The moment lasts for that odd period of time which is both instantaneous and an eternity. My mind holds nothing. All thought stops. Pure joy and euphoria suddenly fill the space where the chattering thoughts usually reside. I don't know how long this lasts but it is perfection and the moment I live for. My mind is empty of thought but saturated with sensation. I don't have to think about how to direct the boat: It's all instinct and a dip of the paddle here and touch into the face of the wave there and the ride seemingly carries on without conscious direction from me. There is calm and there is exultation, normally improbable bed-fellows. But in this instant of time, I am an empty vessel being filled with the perfection of the moment.
Another point of breaking wave is fast approaching from the other direction, squeezing the clean peak smaller and smaller. When it seems barely the length of the kayak, I dig harder into the right and hop neatly through the remnant of clean unbroken wave. The two points of turbulence close behind me, turning the wave to boiling white soup and using the clear slope of the back of the wave, I paddle furiously to get myself back to my starting point, to wait again for my wave.

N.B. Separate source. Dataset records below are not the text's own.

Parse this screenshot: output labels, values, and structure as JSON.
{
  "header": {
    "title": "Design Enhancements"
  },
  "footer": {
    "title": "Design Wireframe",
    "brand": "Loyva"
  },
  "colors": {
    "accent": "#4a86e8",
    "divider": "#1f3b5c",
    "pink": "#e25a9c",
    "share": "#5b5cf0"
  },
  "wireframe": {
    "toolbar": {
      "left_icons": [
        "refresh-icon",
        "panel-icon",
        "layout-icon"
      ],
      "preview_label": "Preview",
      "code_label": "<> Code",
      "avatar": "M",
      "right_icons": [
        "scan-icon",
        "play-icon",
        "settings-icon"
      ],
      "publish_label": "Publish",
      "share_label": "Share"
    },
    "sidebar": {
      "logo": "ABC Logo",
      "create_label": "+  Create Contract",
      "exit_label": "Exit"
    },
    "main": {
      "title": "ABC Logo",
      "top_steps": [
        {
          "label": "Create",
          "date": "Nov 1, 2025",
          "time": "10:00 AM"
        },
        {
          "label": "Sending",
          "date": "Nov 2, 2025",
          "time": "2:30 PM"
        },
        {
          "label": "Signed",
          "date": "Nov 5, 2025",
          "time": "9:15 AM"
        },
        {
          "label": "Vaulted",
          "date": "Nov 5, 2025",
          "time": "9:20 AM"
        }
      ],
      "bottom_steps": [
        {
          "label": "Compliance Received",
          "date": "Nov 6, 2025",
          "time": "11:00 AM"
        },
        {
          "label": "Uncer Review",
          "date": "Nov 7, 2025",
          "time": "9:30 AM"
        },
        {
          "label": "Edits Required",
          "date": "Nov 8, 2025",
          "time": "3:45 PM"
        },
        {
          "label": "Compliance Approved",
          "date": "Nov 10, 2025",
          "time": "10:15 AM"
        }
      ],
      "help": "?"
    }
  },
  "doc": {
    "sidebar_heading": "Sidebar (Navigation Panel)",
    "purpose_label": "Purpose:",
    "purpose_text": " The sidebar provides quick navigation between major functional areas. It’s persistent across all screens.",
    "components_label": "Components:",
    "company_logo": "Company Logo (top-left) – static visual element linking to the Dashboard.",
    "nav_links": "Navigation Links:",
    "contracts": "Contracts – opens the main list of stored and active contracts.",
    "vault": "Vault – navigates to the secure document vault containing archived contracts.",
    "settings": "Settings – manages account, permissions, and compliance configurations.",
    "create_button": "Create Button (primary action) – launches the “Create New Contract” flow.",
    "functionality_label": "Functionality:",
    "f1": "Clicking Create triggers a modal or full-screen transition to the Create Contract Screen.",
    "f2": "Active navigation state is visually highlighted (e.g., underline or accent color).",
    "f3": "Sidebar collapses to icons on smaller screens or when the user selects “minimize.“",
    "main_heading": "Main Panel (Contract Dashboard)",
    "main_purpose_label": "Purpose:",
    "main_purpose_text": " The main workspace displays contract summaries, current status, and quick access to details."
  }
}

Many waves and two hours later, which feels like ten minutes, I drag myself and my boat back up the beach. I lie in the foam of the margin, exhausted.
Above me, the towering hill is so green and crystal clear in my eyes that it might have been engraved upon my cornea. The gorse is so yellow that I can almost taste it. The clarity is like I have never had eyes before. It is like life up to this point, except for similar such moments, was lived with a dirty windscreen and suddenly the screenwash has been filled and the screen cleaned properly at last. It is so VIVID!
In my mind, there is no sound. The voices have all silenced for a while. Like the cacophony on the shortwave bands has suddenly been silenced by a worldwide power cut. There is just a gentle "shushing" inside, like small waves lapping the beach on a windless, surfless day.
I float on the untroubled surface of my mind.
That is enlightenment. The clamour has gone and I am properly calm.